Casting a Wary Eye on Your Chicken Dinner

The Way Broilers Are Bred Comes Under Scrutiny

Imagine chickens in an ideal farmyard, strutting around and picking at the ground, pulling out worms and bits of grass for lunch. Now, imagine chickens with pecs the size of softballs, too heavy to walk without falling forward, stumbling across a huge, overcrowded barn in a mad rush to the feed bin.

Nobody wants to think about it before they sit down to a chicken dinner, but chickens are being bred to have the chicken equivalent of double Ds more often than we think. Reported on February 12, on the Food Law Blog, British researchers are working on a new study that investigates broiler chickens that are bred to have huge breasts. These broilers, according to the study and Food Law Blog, “have been shown to exhibit difficulty walking, despite culling practices that were designed to remove severely lame birds from flocks.”

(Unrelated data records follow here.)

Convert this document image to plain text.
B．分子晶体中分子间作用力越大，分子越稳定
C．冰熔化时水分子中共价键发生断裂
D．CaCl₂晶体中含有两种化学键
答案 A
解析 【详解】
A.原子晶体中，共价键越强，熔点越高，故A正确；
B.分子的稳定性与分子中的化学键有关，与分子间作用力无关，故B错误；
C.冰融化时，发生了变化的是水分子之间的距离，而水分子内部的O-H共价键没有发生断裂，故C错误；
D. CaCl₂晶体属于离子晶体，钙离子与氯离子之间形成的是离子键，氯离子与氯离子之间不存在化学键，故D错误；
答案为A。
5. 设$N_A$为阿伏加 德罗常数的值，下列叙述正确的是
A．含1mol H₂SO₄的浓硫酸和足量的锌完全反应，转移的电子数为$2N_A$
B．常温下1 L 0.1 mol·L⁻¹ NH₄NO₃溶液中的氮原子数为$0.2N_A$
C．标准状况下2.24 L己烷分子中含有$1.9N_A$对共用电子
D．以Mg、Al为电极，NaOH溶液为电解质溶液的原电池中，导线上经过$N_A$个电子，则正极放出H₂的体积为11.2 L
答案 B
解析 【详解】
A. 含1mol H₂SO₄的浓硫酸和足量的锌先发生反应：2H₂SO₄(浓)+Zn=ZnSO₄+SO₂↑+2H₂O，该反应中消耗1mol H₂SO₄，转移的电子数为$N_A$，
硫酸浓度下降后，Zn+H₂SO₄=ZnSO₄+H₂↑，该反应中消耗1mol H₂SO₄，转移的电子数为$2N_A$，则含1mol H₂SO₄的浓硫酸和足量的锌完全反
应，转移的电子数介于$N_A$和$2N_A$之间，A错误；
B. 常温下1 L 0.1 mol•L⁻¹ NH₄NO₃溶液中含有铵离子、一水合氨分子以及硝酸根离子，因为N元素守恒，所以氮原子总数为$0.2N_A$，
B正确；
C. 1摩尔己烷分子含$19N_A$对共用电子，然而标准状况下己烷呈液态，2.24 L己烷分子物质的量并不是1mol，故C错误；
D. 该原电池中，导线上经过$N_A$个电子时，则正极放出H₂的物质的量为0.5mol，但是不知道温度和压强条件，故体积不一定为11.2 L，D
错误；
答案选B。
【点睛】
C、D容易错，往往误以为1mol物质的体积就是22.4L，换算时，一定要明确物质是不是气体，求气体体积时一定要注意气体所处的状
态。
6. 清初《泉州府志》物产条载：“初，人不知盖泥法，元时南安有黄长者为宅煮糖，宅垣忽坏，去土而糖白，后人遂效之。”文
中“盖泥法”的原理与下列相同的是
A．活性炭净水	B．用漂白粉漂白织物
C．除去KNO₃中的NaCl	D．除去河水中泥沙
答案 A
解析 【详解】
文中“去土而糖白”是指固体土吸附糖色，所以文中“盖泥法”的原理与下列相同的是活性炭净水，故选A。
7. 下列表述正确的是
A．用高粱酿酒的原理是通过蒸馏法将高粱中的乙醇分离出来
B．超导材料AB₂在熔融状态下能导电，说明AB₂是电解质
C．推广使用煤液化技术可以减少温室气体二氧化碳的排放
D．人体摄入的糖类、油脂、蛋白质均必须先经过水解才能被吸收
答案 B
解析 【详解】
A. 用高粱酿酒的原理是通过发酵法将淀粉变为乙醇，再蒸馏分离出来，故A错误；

In fact, more than 27% of the birds had trouble walking, and 3.3% couldn’t walk at all—and this isn’t because they’re sick or because there are too many birds in the pen for them to really move, it’s because they’ve been bred to have breasts so big that they can’t carry their own weight. They have trouble standing up straight, much less move the way a chicken should.

How did this happen? The report points to “intense genetic selection” that has produced a bird that grow up to 100 grams each day, instead of the regular 25 grams. These big-breasted chickens, however, are, in some part, meeting consumer demand for larger chicken breasts.

What’s the solution? It’s simple: return chickens to the way they were meant to be raised (see scenario one above). The report recommends returning to a sustainable model of breeding chickens, which should include, not only shrinking the chicken’s breasts, but also changing our expectation in the meat section to a more reasonable, and mobile, chicken.